Good Log Cabin Design…Avoids Weaknesses
95% of the time, the need for the repair or replacement of log members in your structure is directly related to a weakness in the original design. By avoiding these weaknesses in the beginning, you’ll be able to avoid many of the most common problems associated with log cabin structures.
Some of the most common weaknesses to avoid include:
- Insufficient foundation wall height to keep the log work 18″ – 24″ above the final grade around the building
- Vegetation within 4′ of the exterior walls
- Decks or porches without a roof, allowing rain splash and snow accumulation to saturate the lower logs
- Deferred maintenance of the exterior finish
- Generators, fuel tanks, heat pumps, etc., located adjacent to exterior walls, allowing rain and snow to saturate the adjacent logs
- Electrical service panels or other utility meters located in exposed areas where moisture can collect behind them.

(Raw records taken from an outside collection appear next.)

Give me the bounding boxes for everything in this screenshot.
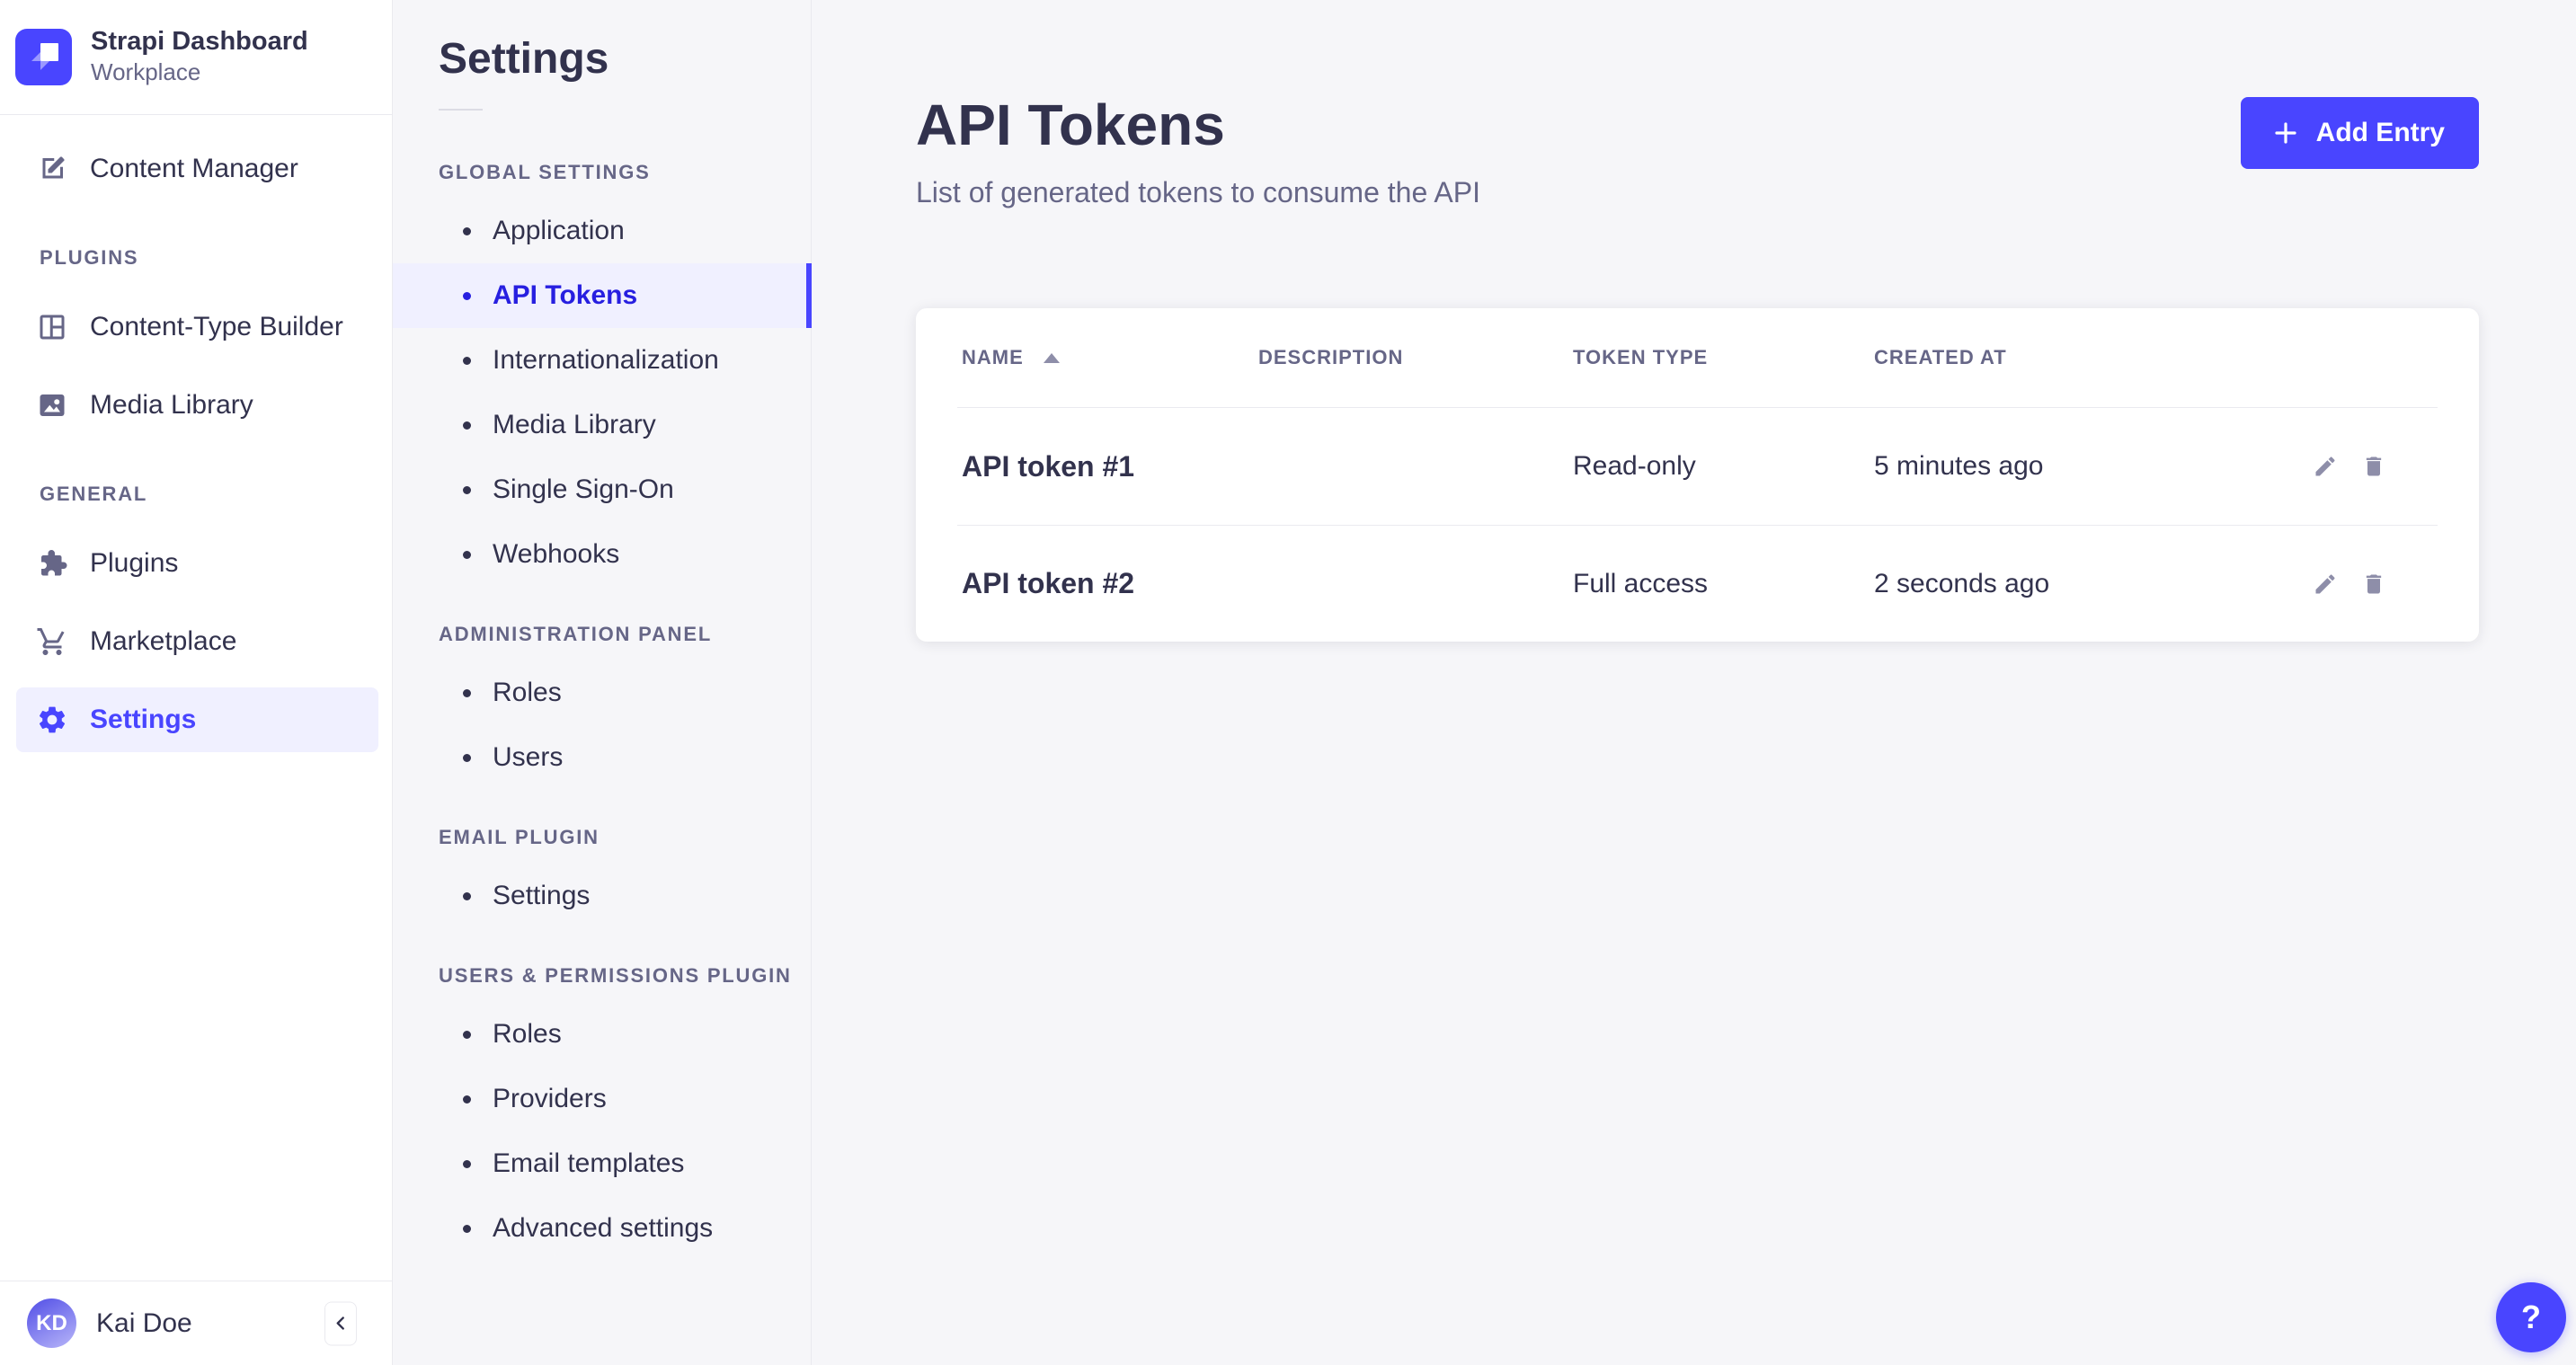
token-name: API token #2 xyxy=(962,567,1258,600)
subnav-item-admin-roles[interactable]: Roles xyxy=(393,660,811,725)
sidebar-item-marketplace[interactable]: Marketplace xyxy=(16,609,378,674)
row-actions xyxy=(2316,453,2433,480)
collapse-sidebar-button[interactable] xyxy=(324,1301,357,1345)
table-row[interactable]: API token #1 Read-only 5 minutes ago xyxy=(957,408,2438,525)
column-header-name[interactable]: NAME xyxy=(962,346,1258,369)
bullet-dot xyxy=(463,551,471,559)
bullet-dot xyxy=(463,486,471,494)
api-tokens-table-card: NAME DESCRIPTION TOKEN TYPE CREATED AT A… xyxy=(916,308,2479,642)
bullet-dot xyxy=(463,1031,471,1039)
bullet-dot xyxy=(463,1095,471,1104)
subnav-item-admin-users[interactable]: Users xyxy=(393,725,811,790)
row-actions xyxy=(2316,571,2433,598)
sidebar-item-plugins[interactable]: Plugins xyxy=(16,531,378,596)
bullet-dot xyxy=(463,357,471,365)
column-header-token-type: TOKEN TYPE xyxy=(1573,346,1874,369)
chevron-left-icon xyxy=(329,1312,352,1335)
sidebar-section-general: GENERAL xyxy=(40,483,392,506)
sidebar-footer: KD Kai Doe xyxy=(0,1281,392,1365)
column-header-created-at: CREATED AT xyxy=(1874,346,2316,369)
subnav-item-api-tokens[interactable]: API Tokens xyxy=(393,263,811,328)
bullet-dot xyxy=(463,227,471,235)
content-type-builder-icon xyxy=(36,311,68,343)
sidebar-item-label: Content Manager xyxy=(90,154,298,184)
subnav-item-media-library[interactable]: Media Library xyxy=(393,393,811,457)
sort-asc-triangle-icon xyxy=(1044,353,1060,363)
subnav-section-global-settings: GLOBAL SETTINGS xyxy=(439,161,811,184)
sidebar-item-label: Plugins xyxy=(90,548,178,579)
main-sidebar: Strapi Dashboard Workplace Content Manag… xyxy=(0,0,393,1365)
subnav-title: Settings xyxy=(439,34,811,84)
plus-icon xyxy=(2271,119,2300,147)
question-mark-icon: ? xyxy=(2521,1299,2541,1336)
bullet-dot xyxy=(463,421,471,430)
cart-icon xyxy=(36,625,68,658)
delete-trash-icon xyxy=(2361,572,2386,597)
delete-button[interactable] xyxy=(2361,571,2386,598)
brand-title: Strapi Dashboard xyxy=(91,26,308,58)
bullet-dot xyxy=(463,754,471,762)
sidebar-item-label: Marketplace xyxy=(90,626,236,657)
sidebar-section-plugins: PLUGINS xyxy=(40,246,392,270)
delete-button[interactable] xyxy=(2361,453,2386,480)
page-subtitle: List of generated tokens to consume the … xyxy=(916,176,2479,209)
subnav-section-email-plugin: EMAIL PLUGIN xyxy=(439,826,811,849)
token-type: Full access xyxy=(1573,569,1874,599)
sidebar-item-label: Settings xyxy=(90,705,196,735)
media-library-icon xyxy=(36,389,68,421)
page-header: API Tokens List of generated tokens to c… xyxy=(916,0,2479,209)
token-name: API token #1 xyxy=(962,450,1258,483)
gear-icon xyxy=(36,704,68,736)
bullet-dot xyxy=(463,892,471,900)
sidebar-item-content-type-builder[interactable]: Content-Type Builder xyxy=(16,295,378,359)
edit-pencil-icon xyxy=(2313,454,2338,479)
subnav-section-administration-panel: ADMINISTRATION PANEL xyxy=(439,623,811,646)
token-type: Read-only xyxy=(1573,451,1874,482)
brand-subtitle: Workplace xyxy=(91,58,308,88)
edit-pencil-icon xyxy=(2313,572,2338,597)
sidebar-item-settings[interactable]: Settings xyxy=(16,687,378,752)
subnav-item-email-settings[interactable]: Settings xyxy=(393,864,811,928)
strapi-logo-icon xyxy=(15,29,72,85)
token-created-at: 2 seconds ago xyxy=(1874,569,2316,599)
subnav-item-application[interactable]: Application xyxy=(393,199,811,263)
user-avatar[interactable]: KD xyxy=(27,1299,76,1348)
subnav-item-internationalization[interactable]: Internationalization xyxy=(393,328,811,393)
table-header-row: NAME DESCRIPTION TOKEN TYPE CREATED AT xyxy=(957,308,2438,408)
subnav-item-single-sign-on[interactable]: Single Sign-On xyxy=(393,457,811,522)
content-manager-icon xyxy=(36,153,68,185)
delete-trash-icon xyxy=(2361,454,2386,479)
brand-home-link[interactable]: Strapi Dashboard Workplace xyxy=(0,0,392,115)
settings-subnav: Settings GLOBAL SETTINGS Application API… xyxy=(393,0,812,1365)
subnav-item-up-advanced-settings[interactable]: Advanced settings xyxy=(393,1196,811,1261)
token-created-at: 5 minutes ago xyxy=(1874,451,2316,482)
subnav-item-up-roles[interactable]: Roles xyxy=(393,1002,811,1067)
bullet-dot xyxy=(463,1225,471,1233)
user-name: Kai Doe xyxy=(96,1308,192,1339)
puzzle-icon xyxy=(36,547,68,580)
column-header-description: DESCRIPTION xyxy=(1258,346,1573,369)
edit-button[interactable] xyxy=(2313,453,2338,480)
sidebar-item-media-library[interactable]: Media Library xyxy=(16,373,378,438)
bullet-dot xyxy=(463,292,471,300)
add-entry-button[interactable]: Add Entry xyxy=(2241,97,2479,169)
main-nav: Content Manager PLUGINS Content-Type Bui… xyxy=(0,115,392,766)
subnav-divider xyxy=(439,109,483,111)
sidebar-item-content-manager[interactable]: Content Manager xyxy=(16,137,378,201)
bullet-dot xyxy=(463,1160,471,1168)
brand-text: Strapi Dashboard Workplace xyxy=(91,26,308,88)
add-entry-label: Add Entry xyxy=(2316,118,2445,148)
subnav-section-users-permissions-plugin: USERS & PERMISSIONS PLUGIN xyxy=(439,964,811,988)
bullet-dot xyxy=(463,689,471,697)
table-row[interactable]: API token #2 Full access 2 seconds ago xyxy=(957,525,2438,642)
main-content: API Tokens List of generated tokens to c… xyxy=(812,0,2576,1365)
sidebar-item-label: Media Library xyxy=(90,390,253,421)
subnav-item-up-providers[interactable]: Providers xyxy=(393,1067,811,1131)
sidebar-item-label: Content-Type Builder xyxy=(90,312,343,342)
subnav-item-webhooks[interactable]: Webhooks xyxy=(393,522,811,587)
help-button[interactable]: ? xyxy=(2496,1282,2566,1352)
subnav-item-up-email-templates[interactable]: Email templates xyxy=(393,1131,811,1196)
edit-button[interactable] xyxy=(2313,571,2338,598)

- Inadequate roof overhangs
- Sprinkler systems that are allowed to water the sides of the building
These and other factors that are common causes for costly remediation can be avoided if thoughtful consideration is done as part of the design process.
Good Log Cabin Design…Considers Care and Maintenance
If you have created a strong design for your log structure, the care and maintenance will be minimized. However, like any building, no amount of design can remove the need for routine maintenance.
While each structure’s maintenance needs will be unique depending on things like log variety, climate, and desired appearance, it is suggested that you schedule a routine annual cleaning and inspection (Spring or Fall is a good time for this). This inspection, in addition to keeping your cabin looking beautiful, will allow you to regularly look for signs of finish or paint failings, log discoloration and insect activity.
Early intervention is much less costly than deferred action, a variety which can be very expensive. By following sound design principles and scheduling routine maintenance and inspections, you’ll be sure to catch any minor issues before they become major problems.
Good Log Cabin Design…Understands the Importance of Choosing a Compatible Tree Species
The choice of logs for your structure is one of the most important components of the design process. There are many species to choose from, and all have certain characteristics which we have learned to benefit from. However, the climate they will be integrated into will have a strong influence on their longevity, and as such, you’ll need to make careful considerations when selecting a variety for your project.
Douglas Fir, Red Cedar, Yellow Cedar, and trees from the Cyprus family are all good choices for the Pacific Northwest, where a temperate rain forest climate is strong. The Pine and Spruce families do not endure well in this environment unless well protected (by good design), or constantly maintained without lapse.
In drier climates, most species of tree will hold up well if protected from the sun. And in humid climates, special attention must be given to the wood eating creatures. I expect certain species of trees do better than others, and as such, you should be sure to conduct thorough research during your design phase to ensure you find a variety that has proven itself for your unique climate.
The great thing about log structures is that no two are quite the same. Each project brings together a different mix of materials, design, and craftsmanship, allowing the finished product to be as unique as the owner themselves. However, the one thing that is consistent for all log projects is the need for good design.
By conducting thoughtful study, avoiding common weaknesses, making considerations for maintenance, and choosing the right log variety for your climate, you can rest assured knowing that you’ve designed a log structure that will stand the test of time, and be enjoyed for many generations to come.